Looking for: Lead Data Engineer, Technology | Data & Analytics
Job Type: Full time
Location: Remote / Dallas, TX
We’re looking for a Lead Data Engineer to own the design and evolution of our modern data platform, powering data-driven decisions across our portfolio of retail and consumer brands. You’ll lead complex, high-impact data initiatives using AWS, Snowflake/Redshift, Spark, and modern orchestration and governance tools to build scalable, reliable, and trusted data products. This role blends hands-on technical expertise with architecture ownership and cross-functional leadership, partnering closely with product, analytics, and business stakeholders to unlock new insights, optimize performance, and enable the next generation of data and analytics solutions.
Primary Responsibilities:
• Lead the design and delivery of scalable, secure, and reliable data pipelines and platforms.
• Define and enforce data engineering standards, best practices, and architecture patterns.
• Partner with business, product, analytics, and data science teams to translate requirements into technical solutions.
• Drive performance, scalability, and cost optimization across data infrastructure.
• Establish data governance, quality, security, and compliance practices.
• Own code quality through mandatory design and code reviews.
• Lead cross-functional data initiatives and provide technical direction across teams.

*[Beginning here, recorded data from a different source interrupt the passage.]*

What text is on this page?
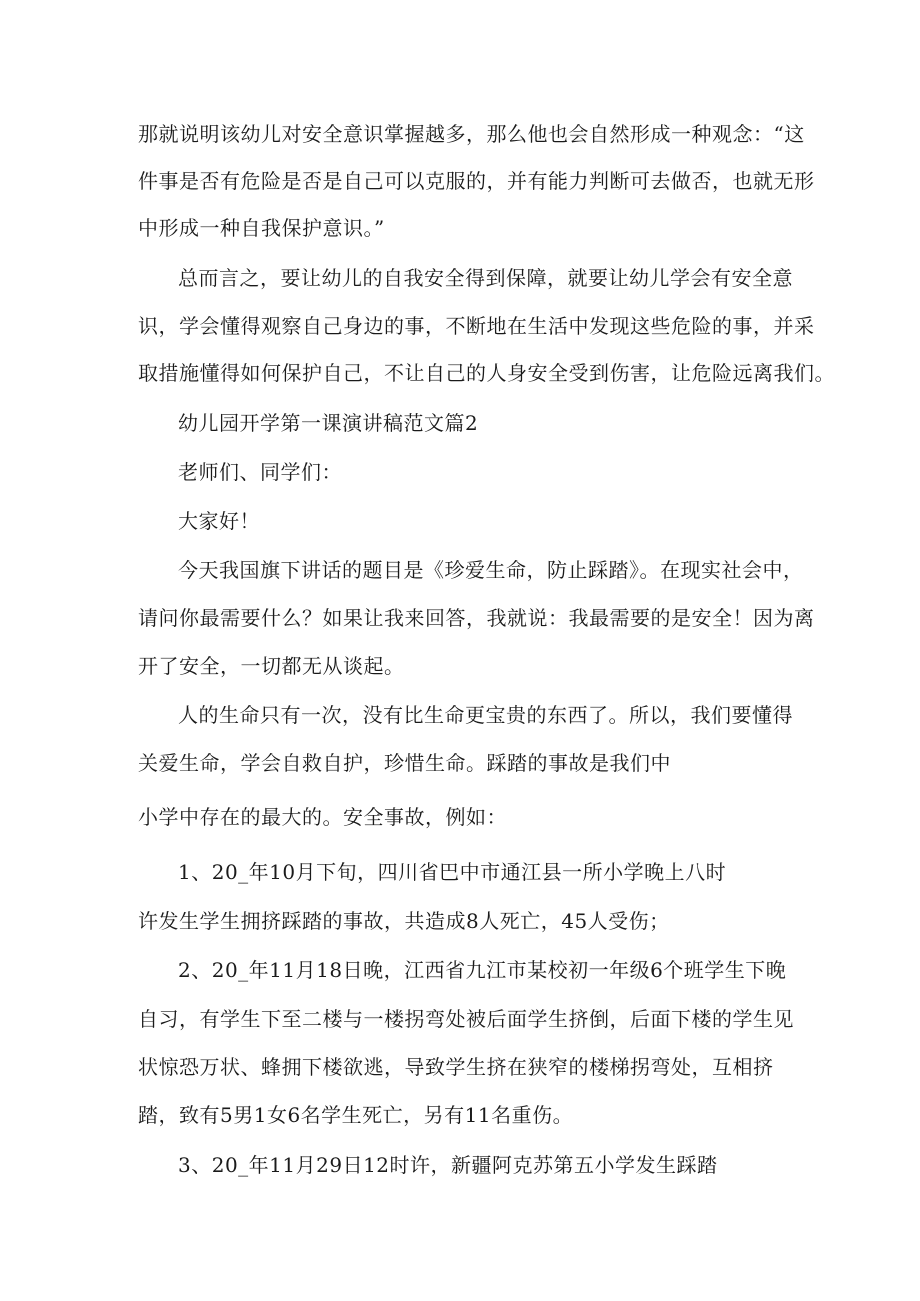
那就说明该幼儿对安全意识掌握越多，那么他也会自然形成一种观念：“这
件事是否有危险是否是自己可以克服的，并有能力判断可去做否，也就无形
中形成一种自我保护意识。”
总而言之，要让幼儿的自我安全得到保障，就要让幼儿学会有安全意
识，学会懂得观察自己身边的事，不断地在生活中发现这些危险的事，并采
取措施懂得如何保护自己，不让自己的人身安全受到伤害，让危险远离我们。
幼儿园开学第一课演讲稿范文篇2
老师们、同学们：
大家好！
今天我国旗下讲话的题目是《珍爱生命，防止踩踏》。在现实社会中，
请问你最需要什么？如果让我来回答，我就说：我最需要的是安全！因为离
开了安全，一切都无从谈起。
人的生命只有一次，没有比生命更宝贵的东西了。所以，我们要懂得
关爱生命，学会自救自护，珍惜生命。踩踏的事故是我们中
小学中存在的最大的。安全事故，例如：
1、20_年10月下旬，四川省巴中市通江县一所小学晚上八时
许发生学生拥挤踩踏的事故，共造成8人死亡，45人受伤；
2、20_年11月18日晚，江西省九江市某校初一年级6个班学生下晚
自习，有学生下至二楼与一楼拐弯处被后面学生挤倒，后面下楼的学生见
状惊恐万状、蜂拥下楼欲逃，导致学生挤在狭窄的楼梯拐弯处，互相挤
踏，致有5男1女6名学生死亡，另有11名重伤。
3、20_年11月29日12时许，新疆阿克苏第五小学发生踩踏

• Mentor and coach data engineers, fostering a culture of engineering excellence and continuous improvement.
Basic Qualifications
• Bachelor’s degree in computer science, engineering or related field with 8+ years of data engineering experience.

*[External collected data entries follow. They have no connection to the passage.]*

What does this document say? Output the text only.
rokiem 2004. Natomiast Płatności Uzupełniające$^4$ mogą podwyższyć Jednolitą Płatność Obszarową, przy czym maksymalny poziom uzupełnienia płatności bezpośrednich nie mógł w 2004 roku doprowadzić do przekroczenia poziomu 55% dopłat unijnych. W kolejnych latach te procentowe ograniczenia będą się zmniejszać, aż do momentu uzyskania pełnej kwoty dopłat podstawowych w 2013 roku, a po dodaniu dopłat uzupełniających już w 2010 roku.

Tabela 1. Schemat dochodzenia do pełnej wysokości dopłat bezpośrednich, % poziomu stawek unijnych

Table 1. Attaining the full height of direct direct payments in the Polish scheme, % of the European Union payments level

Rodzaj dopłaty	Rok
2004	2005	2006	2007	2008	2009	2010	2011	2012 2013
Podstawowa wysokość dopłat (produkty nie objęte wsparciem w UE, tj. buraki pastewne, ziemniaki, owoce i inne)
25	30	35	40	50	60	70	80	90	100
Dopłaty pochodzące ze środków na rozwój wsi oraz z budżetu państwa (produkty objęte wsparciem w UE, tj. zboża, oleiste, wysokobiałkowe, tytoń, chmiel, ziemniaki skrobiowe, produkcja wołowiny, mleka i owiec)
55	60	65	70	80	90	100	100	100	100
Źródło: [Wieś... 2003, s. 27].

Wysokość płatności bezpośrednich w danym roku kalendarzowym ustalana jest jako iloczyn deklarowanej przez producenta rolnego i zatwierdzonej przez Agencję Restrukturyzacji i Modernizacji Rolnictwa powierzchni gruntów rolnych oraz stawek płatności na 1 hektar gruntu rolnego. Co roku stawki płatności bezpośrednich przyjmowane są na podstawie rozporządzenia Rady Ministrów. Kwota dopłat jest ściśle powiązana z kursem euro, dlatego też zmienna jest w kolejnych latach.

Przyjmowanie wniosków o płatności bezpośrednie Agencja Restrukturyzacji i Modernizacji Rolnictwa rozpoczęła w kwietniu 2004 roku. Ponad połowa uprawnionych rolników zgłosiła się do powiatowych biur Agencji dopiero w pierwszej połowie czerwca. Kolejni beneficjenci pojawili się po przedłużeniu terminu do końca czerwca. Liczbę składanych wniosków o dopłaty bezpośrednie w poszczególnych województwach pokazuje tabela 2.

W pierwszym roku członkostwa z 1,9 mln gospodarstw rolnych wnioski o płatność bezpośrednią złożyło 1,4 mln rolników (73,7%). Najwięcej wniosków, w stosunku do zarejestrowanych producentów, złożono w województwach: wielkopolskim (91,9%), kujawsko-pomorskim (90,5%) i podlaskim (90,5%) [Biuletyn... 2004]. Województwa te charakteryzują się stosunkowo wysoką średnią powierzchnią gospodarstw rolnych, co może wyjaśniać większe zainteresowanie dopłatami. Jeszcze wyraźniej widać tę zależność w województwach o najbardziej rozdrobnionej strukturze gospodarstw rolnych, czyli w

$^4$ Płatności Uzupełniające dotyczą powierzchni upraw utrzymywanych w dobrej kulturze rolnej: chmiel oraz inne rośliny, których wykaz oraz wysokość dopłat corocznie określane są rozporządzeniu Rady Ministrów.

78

• Strong programming skills in Python and/or PySpark.
• Experience with cloud data warehouses like Snowflake and Redshift.
• Strong knowledge of AWS services, including S3, EC2, EMR, Glue, Athena, Lambda, and CloudWatch.
• Expertise in Apache Spark or similar distributed data processing engines.
• Experience with following tools Apache Airflow, DBT, GitLab, CI/CD pipelines, Docker, and Kubernetes.
• Strong SQL and data modeling experience.
• Experience mentoring engineers and influencing technical direction across multiple teams.
• Excellent communication skills with the ability to translate business requirements into complex technical solutions.
Preferred Qualifications
• Master’s degree in computer science, Engineering, Data Science, or a related field.
• Experience in a lead/architect role within data engineering teams.
• Knowledge of data streaming services like Apache Kafka.
• Experience with Data Governance tools like Great Expectations and DataHub.
• Experience implementing and scaling data governance frameworks, including metadata management and data cataloging.
• Experience in high-volume retail, e-commerce, or consumer-facing environments.
• Familiarity with cost optimization techniques for cloud data platforms.
• Familiarity of implementing AI based solutions within Data and Analytics platforms.